Hari berganti, selama itu sikap kami dingin, terutama aku. Mungkin karena usia suamiku yang lebih matang beliau sering menenangkan dan merayuku. “Sudahlah ma.. itu kan masa lalu, aku sudah tidak memikirkannya lagi, aku sayang kamu dan aku gak mau kehilangan kamu ma.. saat ini dan nanti aku cuma inginkan keluarga ini, tapi kamu berfikirlah dewasa ma.., setiap orang pasti punya masa lalu, dulu aku tidak pernah kok berkomitmen pacaran dengannya, aku cuma dekat dan aku tahu kalau aku terus-teruskan hubungan kami lebih dekat, ini adalah aib keluarga.”
Kalau dibilang aku ataupun dia pernah ada perasaan, mungkin iya, tapi tak pernah terlontarkan diantara kami. Aku masih binggung menanggapi masalah ini. Setelah itu aku mengajukan banyak pertanyaan pada suamiku, aku tambah penasaran bagaimana cerita cintanya itu. Pertanyaan terakhirku “apa masih tersisa perasaanmu padanya saat ini?”. Suamiku agak tersentak, “ya tidak ada ma.. cuma perhatian biasa yang berikan kepada sesama saudara”.

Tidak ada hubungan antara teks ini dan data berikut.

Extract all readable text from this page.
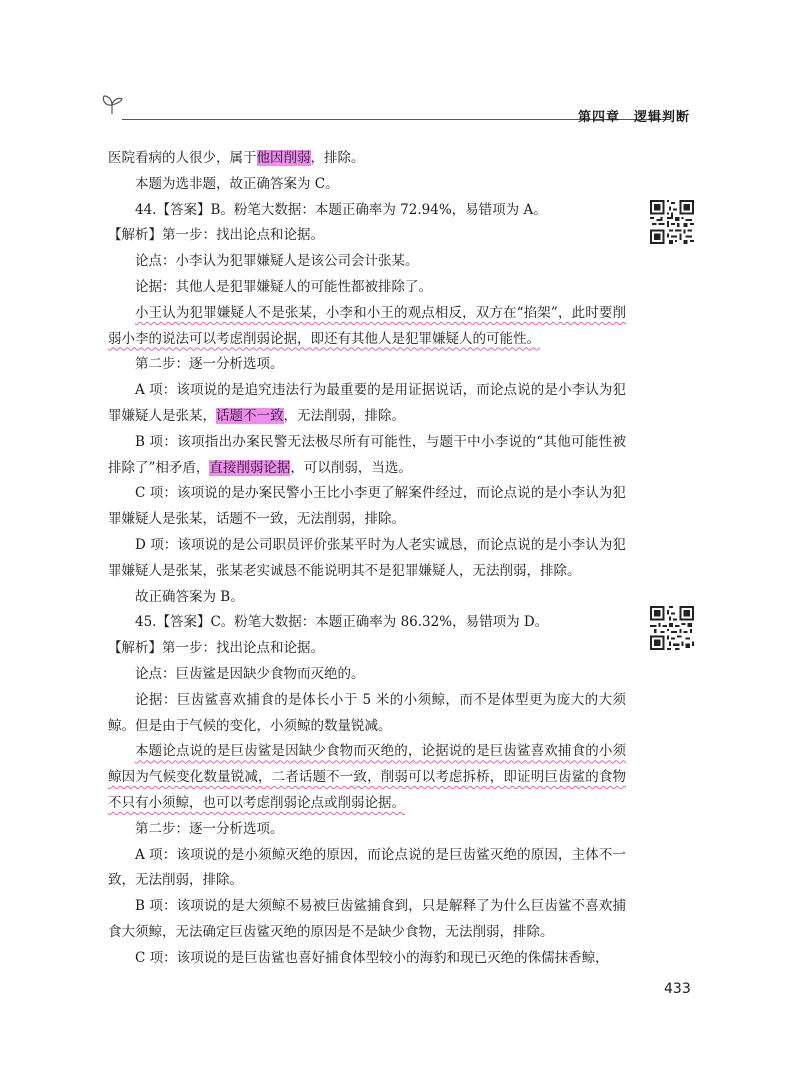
第四章 逻辑判断

医院看病的人很少，属于他因削弱，排除。

本题为选非题，故正确答案为 C。

44.【答案】B。粉笔大数据：本题正确率为 72.94%，易错项为 A。

【解析】第一步：找出论点和论据。

论点：小李认为犯罪嫌疑人是该公司会计张某。

论据：其他人是犯罪嫌疑人的可能性都被排除了。

小王认为犯罪嫌疑人不是张某，小李和小王的观点相反，双方在“掐架”，此时要削弱小李的说法可以考虑削弱论据，即还有其他人是犯罪嫌疑人的可能性。

第二步：逐一分析选项。

A 项：该项说的是追究违法行为最重要的是用证据说话，而论点说的是小李认为犯罪嫌疑人是张某，话题不一致，无法削弱，排除。

B 项：该项指出办案民警无法极尽所有可能性，与题干中小李说的“其他可能性被排除了”相矛盾，直接削弱论据，可以削弱，当选。

C 项：该项说的是办案民警小王比小李更了解案件经过，而论点说的是小李认为犯罪嫌疑人是张某，话题不一致，无法削弱，排除。

D 项：该项说的是公司职员评价张某平时为人老实诚恳，而论点说的是小李认为犯罪嫌疑人是张某，张某老实诚恳不能说明其不是犯罪嫌疑人，无法削弱，排除。

故正确答案为 B。

45.【答案】C。粉笔大数据：本题正确率为 86.32%，易错项为 D。

【解析】第一步：找出论点和论据。

论点：巨齿鲨是因缺少食物而灭绝的。

论据：巨齿鲨喜欢捕食的是体长小于 5 米的小须鲸，而不是体型更为庞大的大须鲸。但是由于气候的变化，小须鲸的数量锐减。

本题论点说的是巨齿鲨是因缺少食物而灭绝的，论据说的是巨齿鲨喜欢捕食的小须鲸因为气候变化数量锐减，二者话题不一致，削弱可以考虑拆桥，即证明巨齿鲨的食物不只有小须鲸，也可以考虑削弱论点或削弱论据。

第二步：逐一分析选项。

A 项：该项说的是小须鲸灭绝的原因，而论点说的是巨齿鲨灭绝的原因，主体不一致，无法削弱，排除。

B 项：该项说的是大须鲸不易被巨齿鲨捕食到，只是解释了为什么巨齿鲨不喜欢捕食大须鲸，无法确定巨齿鲨灭绝的原因是不是缺少食物，无法削弱，排除。

C 项：该项说的是巨齿鲨也喜好捕食体型较小的海豹和现已灭绝的侏儒抹香鲸，

433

Aku juga sempat meminta satu hal pada suamiku, “karena aku takut tidak bisa menahan emosional saat melihat kamu bertemu dengannya di hari raya tahun depan atau acara -acara keluarga lainnya, kita jangan bertemu dulu dengannya sampai aku kuat dan benar-banar bisa menerimanya”.
Dengan tegas dan ikhlasnya suamiku menjawab, “apapun aku lakukan asal membuat kamu tenang ma”. Karena aku merasa setiap kali hari raya suamiku bersemangat sekali melihat aku bertemu sapa dengan perempuan itu, ungkapan sangat bahagia saat kami saling bersalaman sambil bercium pipipun begitu terlihat. Dulu aku belum mengetahui yang sebenarnya, aku cuek saja. Tapi sekarang… aku masih binggung menentukan sikap.